Global assessment systems in education need to change, fast.

If ChatGPT and LLM technologies have demonstrated anything over the last weeks, it is that the human skills that differentiate us from a machine need to be nurtured and developed and we need to work together to develop our education and assessment systems to reflect this.

CENTURY Tech
9 min readJan 20, 2023

By Priya Lakhani OBE, CENTURY Tech Founder CEO

A couple of months ago you would have been forgiven if you had never heard of Language Learning Model Technology, or Natural Language Processing (NLP). In fact, you still may be unfamiliar with the technical terminology, but you are likely to have stumbled across the free platform that has slogged through 300 billion words and 570 gigabytes of data to be able to draft essays, answer test questions, create marketing hooks for LinkedIn and even offer financial advice: Open AI’s ChatGPT. ChatGPT has exploded from relative obscurity into mainstream ubiquity in the past few weeks and catapulted this technology into headline news. Other players in the field include Stability AI and Google.

One of the areas that has come under scrutiny and which is the subject of many of the education world’s twitterati feeds has been the integrity of education if such technology is ‘misused’, from some people claiming it would get good grades in humanities exams, to others speculating on the death of essays, and even raising fears about the ease of cheating. What is to stop students deciding to use a chat bot to do all their homework for them? Is this the end of an era of good writing and the start of one of supercharged cheating?

While I do not believe that Language Learning Model Technology will be catastrophic to current models of education delivery, we must be conscious of where it can disrupt aspects of teaching, learning and assessment. ChatGPT certainly could be used by disingenuous students to cheat on homework (ultimately to their own detriment) which could create undiagnosed learning gaps that our already resource-stretched time-poor teachers will need to try and fill, and it could give some an unfair advantage on assessed coursework. However, simply trying to ban this technology, fight change or live in ignorance will not help.

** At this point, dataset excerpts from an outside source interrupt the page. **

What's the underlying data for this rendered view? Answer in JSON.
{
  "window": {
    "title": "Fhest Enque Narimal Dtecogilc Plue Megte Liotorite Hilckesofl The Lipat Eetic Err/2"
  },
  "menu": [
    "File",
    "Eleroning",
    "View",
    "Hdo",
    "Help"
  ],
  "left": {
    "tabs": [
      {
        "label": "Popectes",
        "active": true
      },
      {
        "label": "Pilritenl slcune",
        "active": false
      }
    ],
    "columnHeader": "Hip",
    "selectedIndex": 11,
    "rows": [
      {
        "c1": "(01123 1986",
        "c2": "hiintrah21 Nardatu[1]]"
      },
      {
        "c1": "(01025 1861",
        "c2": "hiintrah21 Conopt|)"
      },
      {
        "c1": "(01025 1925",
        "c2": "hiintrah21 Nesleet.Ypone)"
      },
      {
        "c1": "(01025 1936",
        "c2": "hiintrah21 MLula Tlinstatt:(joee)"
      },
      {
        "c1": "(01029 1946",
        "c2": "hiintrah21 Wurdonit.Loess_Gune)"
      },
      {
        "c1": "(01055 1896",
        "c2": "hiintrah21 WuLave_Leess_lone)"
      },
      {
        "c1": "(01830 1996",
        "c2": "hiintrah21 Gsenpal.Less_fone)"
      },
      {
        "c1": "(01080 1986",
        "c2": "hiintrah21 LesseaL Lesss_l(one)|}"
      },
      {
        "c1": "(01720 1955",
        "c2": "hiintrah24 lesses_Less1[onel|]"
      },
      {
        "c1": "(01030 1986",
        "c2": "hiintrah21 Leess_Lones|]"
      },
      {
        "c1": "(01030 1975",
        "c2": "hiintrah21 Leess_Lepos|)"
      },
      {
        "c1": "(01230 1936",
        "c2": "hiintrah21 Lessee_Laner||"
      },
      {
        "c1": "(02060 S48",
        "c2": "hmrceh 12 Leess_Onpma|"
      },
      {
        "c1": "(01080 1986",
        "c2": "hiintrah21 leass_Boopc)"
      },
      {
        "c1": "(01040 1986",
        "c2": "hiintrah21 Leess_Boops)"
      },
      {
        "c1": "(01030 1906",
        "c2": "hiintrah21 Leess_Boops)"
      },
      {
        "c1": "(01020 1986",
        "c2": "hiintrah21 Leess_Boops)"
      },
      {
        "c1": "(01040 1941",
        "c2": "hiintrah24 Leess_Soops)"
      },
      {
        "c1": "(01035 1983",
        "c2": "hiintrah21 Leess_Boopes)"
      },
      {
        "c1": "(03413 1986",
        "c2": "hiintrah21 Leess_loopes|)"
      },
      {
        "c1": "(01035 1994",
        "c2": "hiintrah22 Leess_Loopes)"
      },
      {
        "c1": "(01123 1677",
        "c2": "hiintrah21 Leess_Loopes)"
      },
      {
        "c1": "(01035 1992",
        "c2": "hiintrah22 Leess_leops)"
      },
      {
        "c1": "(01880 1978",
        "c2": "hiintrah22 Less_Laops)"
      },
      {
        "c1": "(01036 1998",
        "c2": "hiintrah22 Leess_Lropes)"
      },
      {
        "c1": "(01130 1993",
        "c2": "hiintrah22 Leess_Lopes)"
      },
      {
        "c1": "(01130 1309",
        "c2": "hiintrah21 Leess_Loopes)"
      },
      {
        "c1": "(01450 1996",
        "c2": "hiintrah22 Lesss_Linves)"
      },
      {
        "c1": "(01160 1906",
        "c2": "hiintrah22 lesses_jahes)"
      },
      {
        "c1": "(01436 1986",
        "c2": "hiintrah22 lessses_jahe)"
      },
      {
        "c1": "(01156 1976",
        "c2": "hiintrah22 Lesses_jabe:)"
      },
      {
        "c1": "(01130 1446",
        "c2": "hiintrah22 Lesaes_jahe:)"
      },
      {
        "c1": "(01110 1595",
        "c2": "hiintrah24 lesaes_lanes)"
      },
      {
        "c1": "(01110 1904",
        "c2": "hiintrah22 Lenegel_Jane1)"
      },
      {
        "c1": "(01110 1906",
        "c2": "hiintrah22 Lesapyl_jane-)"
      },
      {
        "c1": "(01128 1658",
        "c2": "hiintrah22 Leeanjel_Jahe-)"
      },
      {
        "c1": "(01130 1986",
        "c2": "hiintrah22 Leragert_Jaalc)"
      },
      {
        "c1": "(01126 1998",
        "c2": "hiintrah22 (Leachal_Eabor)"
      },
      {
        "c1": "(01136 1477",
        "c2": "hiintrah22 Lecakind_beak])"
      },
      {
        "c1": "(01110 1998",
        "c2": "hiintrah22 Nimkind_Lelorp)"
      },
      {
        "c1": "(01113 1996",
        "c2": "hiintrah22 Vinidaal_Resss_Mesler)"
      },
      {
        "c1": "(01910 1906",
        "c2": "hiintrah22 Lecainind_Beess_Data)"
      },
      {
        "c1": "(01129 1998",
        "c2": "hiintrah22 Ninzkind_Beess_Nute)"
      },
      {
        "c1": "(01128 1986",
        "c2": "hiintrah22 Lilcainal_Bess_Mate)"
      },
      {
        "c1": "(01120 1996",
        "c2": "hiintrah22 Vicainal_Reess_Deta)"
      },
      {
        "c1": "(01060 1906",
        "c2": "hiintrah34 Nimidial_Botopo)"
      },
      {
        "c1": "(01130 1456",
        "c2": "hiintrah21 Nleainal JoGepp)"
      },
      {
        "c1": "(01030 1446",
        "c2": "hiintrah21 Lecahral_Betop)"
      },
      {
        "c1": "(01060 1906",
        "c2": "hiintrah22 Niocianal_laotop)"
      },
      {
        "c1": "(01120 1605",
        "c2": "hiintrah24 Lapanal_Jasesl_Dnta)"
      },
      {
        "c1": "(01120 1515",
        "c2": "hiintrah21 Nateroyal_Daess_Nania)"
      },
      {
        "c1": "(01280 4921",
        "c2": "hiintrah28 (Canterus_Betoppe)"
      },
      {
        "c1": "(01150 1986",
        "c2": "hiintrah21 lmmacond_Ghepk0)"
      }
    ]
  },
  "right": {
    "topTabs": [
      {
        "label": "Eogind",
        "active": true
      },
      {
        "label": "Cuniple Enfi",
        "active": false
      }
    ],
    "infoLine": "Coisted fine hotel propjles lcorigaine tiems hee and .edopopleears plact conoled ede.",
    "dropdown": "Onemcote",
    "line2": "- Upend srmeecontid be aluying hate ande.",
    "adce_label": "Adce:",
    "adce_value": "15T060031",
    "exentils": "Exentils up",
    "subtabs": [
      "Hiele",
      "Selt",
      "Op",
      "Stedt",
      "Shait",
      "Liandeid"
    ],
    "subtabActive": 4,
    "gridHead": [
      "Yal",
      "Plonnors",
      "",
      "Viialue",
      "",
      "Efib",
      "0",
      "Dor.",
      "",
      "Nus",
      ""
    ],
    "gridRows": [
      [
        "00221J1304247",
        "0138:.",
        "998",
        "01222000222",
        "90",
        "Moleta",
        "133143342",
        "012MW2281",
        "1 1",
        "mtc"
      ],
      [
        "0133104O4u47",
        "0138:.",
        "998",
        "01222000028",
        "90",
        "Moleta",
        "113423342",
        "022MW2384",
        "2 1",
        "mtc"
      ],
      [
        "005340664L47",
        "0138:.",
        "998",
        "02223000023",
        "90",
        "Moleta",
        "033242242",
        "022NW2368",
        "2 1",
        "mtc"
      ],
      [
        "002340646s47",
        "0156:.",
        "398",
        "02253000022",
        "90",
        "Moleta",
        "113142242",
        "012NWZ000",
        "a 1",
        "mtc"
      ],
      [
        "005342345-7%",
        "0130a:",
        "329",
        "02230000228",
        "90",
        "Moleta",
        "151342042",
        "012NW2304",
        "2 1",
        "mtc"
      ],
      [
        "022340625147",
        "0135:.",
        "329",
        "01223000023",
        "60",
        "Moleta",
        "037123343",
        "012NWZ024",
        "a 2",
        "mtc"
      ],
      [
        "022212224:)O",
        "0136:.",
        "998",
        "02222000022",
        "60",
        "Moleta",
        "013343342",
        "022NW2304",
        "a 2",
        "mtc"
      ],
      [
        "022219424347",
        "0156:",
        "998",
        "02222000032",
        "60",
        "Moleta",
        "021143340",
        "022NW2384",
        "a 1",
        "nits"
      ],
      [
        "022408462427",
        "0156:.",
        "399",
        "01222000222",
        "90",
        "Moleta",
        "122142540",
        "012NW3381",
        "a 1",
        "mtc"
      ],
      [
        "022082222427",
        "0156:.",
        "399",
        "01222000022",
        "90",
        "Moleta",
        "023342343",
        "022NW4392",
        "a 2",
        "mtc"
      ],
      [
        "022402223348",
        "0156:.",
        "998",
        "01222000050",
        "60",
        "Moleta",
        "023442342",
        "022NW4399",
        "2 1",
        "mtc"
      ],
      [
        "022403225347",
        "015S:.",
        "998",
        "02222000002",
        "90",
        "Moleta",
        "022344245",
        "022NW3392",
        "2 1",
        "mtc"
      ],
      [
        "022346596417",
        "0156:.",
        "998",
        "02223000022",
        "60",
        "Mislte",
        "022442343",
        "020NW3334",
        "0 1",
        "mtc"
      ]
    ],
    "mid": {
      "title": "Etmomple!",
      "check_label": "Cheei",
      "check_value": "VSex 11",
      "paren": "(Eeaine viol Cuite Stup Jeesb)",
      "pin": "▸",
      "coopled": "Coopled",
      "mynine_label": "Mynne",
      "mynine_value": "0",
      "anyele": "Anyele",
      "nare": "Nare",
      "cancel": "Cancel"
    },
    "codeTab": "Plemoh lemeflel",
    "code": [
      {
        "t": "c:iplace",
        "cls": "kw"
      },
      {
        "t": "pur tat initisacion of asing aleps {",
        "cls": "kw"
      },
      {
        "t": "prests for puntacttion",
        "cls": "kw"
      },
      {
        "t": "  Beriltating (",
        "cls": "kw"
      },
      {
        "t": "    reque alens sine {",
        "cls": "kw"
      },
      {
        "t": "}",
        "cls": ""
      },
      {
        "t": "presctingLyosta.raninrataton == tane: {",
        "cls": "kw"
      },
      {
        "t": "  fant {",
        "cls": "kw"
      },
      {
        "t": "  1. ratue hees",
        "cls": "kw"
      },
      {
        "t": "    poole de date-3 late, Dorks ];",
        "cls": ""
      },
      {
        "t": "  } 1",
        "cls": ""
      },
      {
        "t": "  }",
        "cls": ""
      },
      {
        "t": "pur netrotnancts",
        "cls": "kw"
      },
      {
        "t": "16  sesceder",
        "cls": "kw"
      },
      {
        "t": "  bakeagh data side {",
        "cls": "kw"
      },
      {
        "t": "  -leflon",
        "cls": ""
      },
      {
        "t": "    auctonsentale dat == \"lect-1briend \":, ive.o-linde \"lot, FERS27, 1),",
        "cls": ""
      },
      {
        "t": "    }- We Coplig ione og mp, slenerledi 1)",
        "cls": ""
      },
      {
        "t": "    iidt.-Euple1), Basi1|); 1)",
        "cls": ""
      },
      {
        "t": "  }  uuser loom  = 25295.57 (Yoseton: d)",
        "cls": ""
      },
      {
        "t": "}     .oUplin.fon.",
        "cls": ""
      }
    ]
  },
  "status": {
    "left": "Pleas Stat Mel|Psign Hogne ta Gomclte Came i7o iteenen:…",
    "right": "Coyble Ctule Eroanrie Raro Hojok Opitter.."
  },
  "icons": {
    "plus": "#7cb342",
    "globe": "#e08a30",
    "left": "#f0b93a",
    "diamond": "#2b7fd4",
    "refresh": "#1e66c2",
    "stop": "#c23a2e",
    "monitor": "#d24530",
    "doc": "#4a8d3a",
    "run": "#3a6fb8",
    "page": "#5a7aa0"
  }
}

The train has left the station — the technology isn’t going away and there is no sign of students reducing their engagement with it. Quite the contrary. The technology is far better than it was even two months ago, thanks to humans experimenting with it and training it.

Proponents of the technology (including many educators) are seeing it as an enabler. As this technology gets smarter every second a human continues to train it, can it increase accessibility to education and encourage learners to use the resource to gain reasonably sophisticated feedback instantly, challenge their assumptions, inspire them to expand their thinking and knowledge base and solve problems on their own as part of their learning journey? If leveraged, can it deliver a chatbot tutor to support independent learning and act as a research aid? There is a debate to be had around the ethics of how students use this, even as a research tool, and how it will affect long-term learning.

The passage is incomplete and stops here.